Belle and Sebastian can boast serious musical credentials and a faithful fanbase. However, their no-fuss attitude was overshadowed by the majesty of the previous night’s main stage headliners. Peace, on the other hand, proved that they had grown into serious major headliner contenders. Simultaneously raucous and debilitatingly charming, the band’s frontman Harry Koisser worked the crowd with ease. However, the supreme act of the night didn’t arrive on the stage till way past midnight. The Baltic stage easily rivalled the main Atlantic stage for the quality of its line up. The more emerging, left-field slant proved popular, and booking Fat White Family as their after-hours headliner had a touch of genius. No other band do rock’n’roll and let it rip the way they did. Sweat, blood and nudity were all part of the deal. Not in a premeditated stage-managed. No, these were true pretenders, the real thing. There was crowdsurfing, moshpits, euphoric dancing and an ever-present menace rising above the sound of their filthy sleaze rock.

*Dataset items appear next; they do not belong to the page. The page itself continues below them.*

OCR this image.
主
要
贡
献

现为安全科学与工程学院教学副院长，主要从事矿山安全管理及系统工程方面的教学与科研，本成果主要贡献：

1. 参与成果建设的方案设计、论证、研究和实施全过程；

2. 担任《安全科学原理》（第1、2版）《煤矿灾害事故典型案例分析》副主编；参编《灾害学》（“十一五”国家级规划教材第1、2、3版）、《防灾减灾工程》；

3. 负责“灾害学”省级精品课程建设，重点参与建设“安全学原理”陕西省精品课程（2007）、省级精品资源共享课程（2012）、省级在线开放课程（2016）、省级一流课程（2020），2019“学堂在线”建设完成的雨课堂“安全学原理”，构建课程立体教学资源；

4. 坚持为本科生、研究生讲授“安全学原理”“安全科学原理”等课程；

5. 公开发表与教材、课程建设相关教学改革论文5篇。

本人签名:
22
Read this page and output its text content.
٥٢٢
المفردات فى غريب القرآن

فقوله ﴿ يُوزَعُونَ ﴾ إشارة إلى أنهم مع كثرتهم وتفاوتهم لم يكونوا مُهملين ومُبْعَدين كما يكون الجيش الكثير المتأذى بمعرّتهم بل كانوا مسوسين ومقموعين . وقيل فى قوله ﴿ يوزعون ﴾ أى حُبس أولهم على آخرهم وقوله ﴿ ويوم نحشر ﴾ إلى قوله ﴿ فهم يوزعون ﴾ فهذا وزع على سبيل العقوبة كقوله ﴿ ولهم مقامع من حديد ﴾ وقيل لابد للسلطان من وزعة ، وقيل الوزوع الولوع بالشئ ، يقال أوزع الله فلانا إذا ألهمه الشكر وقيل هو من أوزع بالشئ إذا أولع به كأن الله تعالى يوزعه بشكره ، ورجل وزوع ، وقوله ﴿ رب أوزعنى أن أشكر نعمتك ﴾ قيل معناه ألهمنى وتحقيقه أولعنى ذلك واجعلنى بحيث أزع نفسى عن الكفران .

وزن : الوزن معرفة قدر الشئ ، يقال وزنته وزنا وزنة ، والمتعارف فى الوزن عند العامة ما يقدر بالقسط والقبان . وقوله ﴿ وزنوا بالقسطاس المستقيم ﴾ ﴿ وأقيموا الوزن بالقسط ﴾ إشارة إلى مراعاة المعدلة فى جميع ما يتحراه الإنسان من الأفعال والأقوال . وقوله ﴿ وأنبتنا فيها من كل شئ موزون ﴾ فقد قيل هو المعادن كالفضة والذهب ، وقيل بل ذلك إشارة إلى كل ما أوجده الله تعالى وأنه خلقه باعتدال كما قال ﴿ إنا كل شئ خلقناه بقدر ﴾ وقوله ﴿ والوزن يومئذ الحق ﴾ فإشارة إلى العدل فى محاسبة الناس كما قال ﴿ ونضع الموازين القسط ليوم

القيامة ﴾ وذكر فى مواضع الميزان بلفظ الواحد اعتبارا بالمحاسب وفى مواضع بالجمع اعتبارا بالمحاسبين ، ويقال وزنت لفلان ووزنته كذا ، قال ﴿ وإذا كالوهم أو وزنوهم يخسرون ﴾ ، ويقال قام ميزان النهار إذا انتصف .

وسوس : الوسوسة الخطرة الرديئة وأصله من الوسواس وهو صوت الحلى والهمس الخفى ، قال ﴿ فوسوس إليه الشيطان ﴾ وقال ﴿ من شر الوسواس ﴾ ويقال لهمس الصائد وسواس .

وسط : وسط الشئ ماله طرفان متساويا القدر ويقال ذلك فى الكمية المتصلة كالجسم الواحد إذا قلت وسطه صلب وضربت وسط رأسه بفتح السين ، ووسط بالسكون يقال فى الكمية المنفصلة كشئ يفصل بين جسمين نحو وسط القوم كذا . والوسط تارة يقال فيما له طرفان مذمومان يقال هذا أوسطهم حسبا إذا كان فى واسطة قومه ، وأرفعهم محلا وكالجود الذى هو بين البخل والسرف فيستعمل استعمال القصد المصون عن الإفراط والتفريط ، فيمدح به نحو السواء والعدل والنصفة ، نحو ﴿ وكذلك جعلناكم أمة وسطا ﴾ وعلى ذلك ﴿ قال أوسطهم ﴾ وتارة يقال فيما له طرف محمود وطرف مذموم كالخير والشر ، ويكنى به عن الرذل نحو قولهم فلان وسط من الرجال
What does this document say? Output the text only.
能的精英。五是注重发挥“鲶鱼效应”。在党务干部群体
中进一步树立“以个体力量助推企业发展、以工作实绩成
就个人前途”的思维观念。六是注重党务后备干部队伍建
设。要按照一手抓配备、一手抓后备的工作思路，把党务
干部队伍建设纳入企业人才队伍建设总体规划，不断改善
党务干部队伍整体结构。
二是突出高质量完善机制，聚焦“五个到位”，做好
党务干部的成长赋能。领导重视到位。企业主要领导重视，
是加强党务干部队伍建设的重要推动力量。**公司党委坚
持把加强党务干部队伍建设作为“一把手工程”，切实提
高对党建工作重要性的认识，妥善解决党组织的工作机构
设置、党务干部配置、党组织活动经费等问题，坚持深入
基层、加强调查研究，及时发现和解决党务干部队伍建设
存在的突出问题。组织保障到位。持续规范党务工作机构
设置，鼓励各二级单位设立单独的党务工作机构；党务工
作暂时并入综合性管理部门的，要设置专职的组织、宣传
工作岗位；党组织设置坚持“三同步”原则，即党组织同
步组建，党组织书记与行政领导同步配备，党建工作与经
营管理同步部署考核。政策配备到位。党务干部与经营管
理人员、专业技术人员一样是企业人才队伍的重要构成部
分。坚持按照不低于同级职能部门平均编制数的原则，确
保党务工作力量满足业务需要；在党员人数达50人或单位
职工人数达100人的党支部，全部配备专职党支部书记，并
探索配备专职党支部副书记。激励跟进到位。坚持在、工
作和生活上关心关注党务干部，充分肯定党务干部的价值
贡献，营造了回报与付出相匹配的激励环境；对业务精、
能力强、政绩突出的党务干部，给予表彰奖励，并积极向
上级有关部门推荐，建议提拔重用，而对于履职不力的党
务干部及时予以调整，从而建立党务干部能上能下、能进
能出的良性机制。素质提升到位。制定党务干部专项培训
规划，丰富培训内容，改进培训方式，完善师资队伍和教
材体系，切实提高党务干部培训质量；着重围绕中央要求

Sadly, a single review doesn’t capture the sheer variety and quality of the line up that included the incredible Unknown Mortal Orchestra, Mancunian electro maestro Lonelady, fresh synth pop enthusiasts Becky Becky and Heavenly’s latest signing Hooton Tennis Club among a myriad of sights and sounds of Sound City 2015. Predictably, there were a few teething problems with the new location. Sound bleed was a persistent issue in the central area, with four stages clustered close together. Chips and burgers seemed to be the dominant cuisine. £4.50 for a pint of unremarkable lager didn’t prove to be a big hit with the locals either. Although the festival ran half-hourly shuttle buses from the main train station to the site, there was nothing on offer at the end of the night. With taxi queues stretching into the night, most of the punters were forced to walk 1.8 miles back into the centre. It may not seem like a serious distance but after a whole day of standing and walking around the docks it clearly presented a challenge to many.
However, at the end of the four days it felt like a new beginning: a way of opening up the festival to wider audiences, an opportunity to regenerate an area closely linked to the heritage of the city and a new way of presenting a city festival. Thanks you Sound City, and see you in 2016!